Ce film me faisait un peu peur, et cette appréhension était justifiée : on n'a pas affaire ici à du pré-mâché ou à un divertissement.
L'histoire de ce petit village allemand qui devient le théâtre de plusieurs crimes violents est racontée par l'un des personnages, celui de l'instituteur. Le jeune homme est cultivé et vient d'un autre village, ce qui lui permet de conserver une certaine distance ; mais s'il nous explique ce qui s'est passé, il ne nous dit pas quelle conclusion tirer de cette histoire, et c'est à la fois la difficulté et l'intérêt de ce film.
On suit la trajectoire de plusieurs personnages, fortement caractérisés par leur classe sociale : les paysans, le baron, son régisseur, le pasteur, le médecin... et leurs enfants.
Les rapports de dépendance et de soumission jouent un rôle essentiel dans ce film, et pas simplement au niveau de la sphère sociale : la famille est en effet tout aussi asphyxiante pour les individus. Haneke utilise le noir et blanc, les ombres et le contre-jour pour créer des cadres qui renforcent cette impression d'enfermement et de solitude.
Difficile de tomber dans la nostalgie avec ce film : l'image est très belle, mais la façon de filmer les visages (éclairés par des bougies, pâles au-dessus des vêtements uniformément noirs) et les corps évoque des fantômes.

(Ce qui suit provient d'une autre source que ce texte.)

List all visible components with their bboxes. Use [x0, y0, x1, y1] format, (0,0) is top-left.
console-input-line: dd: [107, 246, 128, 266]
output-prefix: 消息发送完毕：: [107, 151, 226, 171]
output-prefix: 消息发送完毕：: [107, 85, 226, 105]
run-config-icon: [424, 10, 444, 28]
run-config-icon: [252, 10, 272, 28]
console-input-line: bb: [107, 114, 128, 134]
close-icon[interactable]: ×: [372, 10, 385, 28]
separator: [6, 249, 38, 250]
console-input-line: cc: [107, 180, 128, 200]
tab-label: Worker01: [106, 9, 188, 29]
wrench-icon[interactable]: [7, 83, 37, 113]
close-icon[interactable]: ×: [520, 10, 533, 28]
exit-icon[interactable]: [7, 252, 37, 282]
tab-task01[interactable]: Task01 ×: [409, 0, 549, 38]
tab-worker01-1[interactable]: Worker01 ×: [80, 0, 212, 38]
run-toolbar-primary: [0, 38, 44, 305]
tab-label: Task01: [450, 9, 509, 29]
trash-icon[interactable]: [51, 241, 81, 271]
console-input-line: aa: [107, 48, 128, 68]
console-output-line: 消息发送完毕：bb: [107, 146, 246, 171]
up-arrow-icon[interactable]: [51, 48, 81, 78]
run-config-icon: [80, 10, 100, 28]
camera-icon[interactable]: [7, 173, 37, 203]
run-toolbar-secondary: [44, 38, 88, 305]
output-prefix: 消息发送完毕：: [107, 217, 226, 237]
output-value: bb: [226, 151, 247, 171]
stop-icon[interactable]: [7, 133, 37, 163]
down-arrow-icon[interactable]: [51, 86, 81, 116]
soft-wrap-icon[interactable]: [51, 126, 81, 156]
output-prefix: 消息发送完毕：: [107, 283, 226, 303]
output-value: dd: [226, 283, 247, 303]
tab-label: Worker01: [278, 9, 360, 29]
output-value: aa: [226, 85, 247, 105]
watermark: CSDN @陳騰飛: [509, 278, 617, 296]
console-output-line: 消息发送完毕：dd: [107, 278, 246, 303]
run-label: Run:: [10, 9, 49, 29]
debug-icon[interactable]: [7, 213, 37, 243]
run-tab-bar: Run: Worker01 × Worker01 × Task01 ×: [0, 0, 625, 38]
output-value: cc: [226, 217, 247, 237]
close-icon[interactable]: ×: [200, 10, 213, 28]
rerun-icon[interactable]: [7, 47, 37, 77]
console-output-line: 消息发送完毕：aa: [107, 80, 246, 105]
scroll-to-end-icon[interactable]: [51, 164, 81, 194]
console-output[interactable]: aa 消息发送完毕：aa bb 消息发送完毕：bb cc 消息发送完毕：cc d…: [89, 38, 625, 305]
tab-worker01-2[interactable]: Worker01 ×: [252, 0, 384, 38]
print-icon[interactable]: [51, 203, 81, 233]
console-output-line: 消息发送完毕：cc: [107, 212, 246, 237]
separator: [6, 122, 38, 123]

Les enfants occupent une place prépondérante dans ce film, tendance Sa Majesté des mouches, à ceci près que les adultes et leur éducation sont clairement mis en cause (le pasteur, avec son obsession de la pureté symbolisée par le ruban blanc qu'il impose à ses enfants, met particulièrement mal à l'aise) ...
Mais ce sont bien les enfants qui constituent l'enjeu du film, puisqu'ils préfigurent les horreurs à venir plus de deux décennies plus tard.
Ce film, glaçant, apparaît comme une sorte de psychanalyse de l'Allemagne, et il donne des pistes subtiles pour comprendre la violence et la cruauté. Difficile de ne pas être troublé par cette oeuvre qui ne prescrit rien, mais donne beaucoup à réfléchir.